Je parle de ces gens assis par terre qui nous ressemblent et qui nous font peur... Ceux qui ont tout perdu, ceux qu'on a stigmatisés, rackettés par leur banques, dépouillés de leurs biens par des huissiers et contraint de vivre comme au moyen-âge. Ils nous dégoûtent, ils fouillent les poubelles et nous demandent de l'argent, ils sont sales et désespérés...


Inutile de vous donner le détail, les grandes lignes suffiront. Et LA grande ligne, c'est l'endettement. Une fois qu'on a mis le pied dedans, le trou se creuse chaque mois de plus en plus. Un tiers des français finissent le mois à découvert c'est pourquoi je ne pense pas me tromper en disant que beaucoup d'entre vous connaissent le problème.


J'ai miraculeusement échappé à deux expulsions, à l'interdit bancaire, à la saisie de mes biens, à la perte de mes droits sociaux et bien d'autres choses... Heureusement pour moi, Je suis très bien entouré. Ceux de mes proches à qui je me confiais n'y croyaient pas, mes amis, mes parents m'ont dit qu'ils n'auraient eux-mêmes pas supportés cette situation.


Vous pensez peut-être que me confier à vous me mets mal à l'aise? Pas tant que ça. Avoir une position sociale ou de l'argent n'a jamais été ma priorité. Le plus difficile pour moi a été de dépendre des autres à certains moments. Que je fasse le choix de vivre comme un artiste, c'est mon problème mais que mes proches en soient affectés, c'est pas cool. Ma liberté s'arrête ou commence celle des autres. C'est un principe simple et intelligent.

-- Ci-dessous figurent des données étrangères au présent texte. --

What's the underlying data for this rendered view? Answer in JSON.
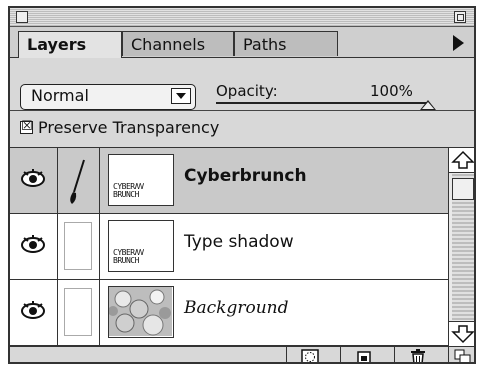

Blabla, blabla... J'en étais où ? Ah oui. Pas d'argent = plus de vie sociale. Nos amis nous font implicitement comprendre qu'on est plus le bienvenu dans leurs soirées, on dépense souvent de l'argent qu'on n'a pas pour sortir, pour « prendre l'air », on nous explique que c'est de notre faute, que l'argent ne tombe pas du ciel. Je ne juge personne, les gens se protègent, à tort ou à raison, peu importe, là n'est pas la question.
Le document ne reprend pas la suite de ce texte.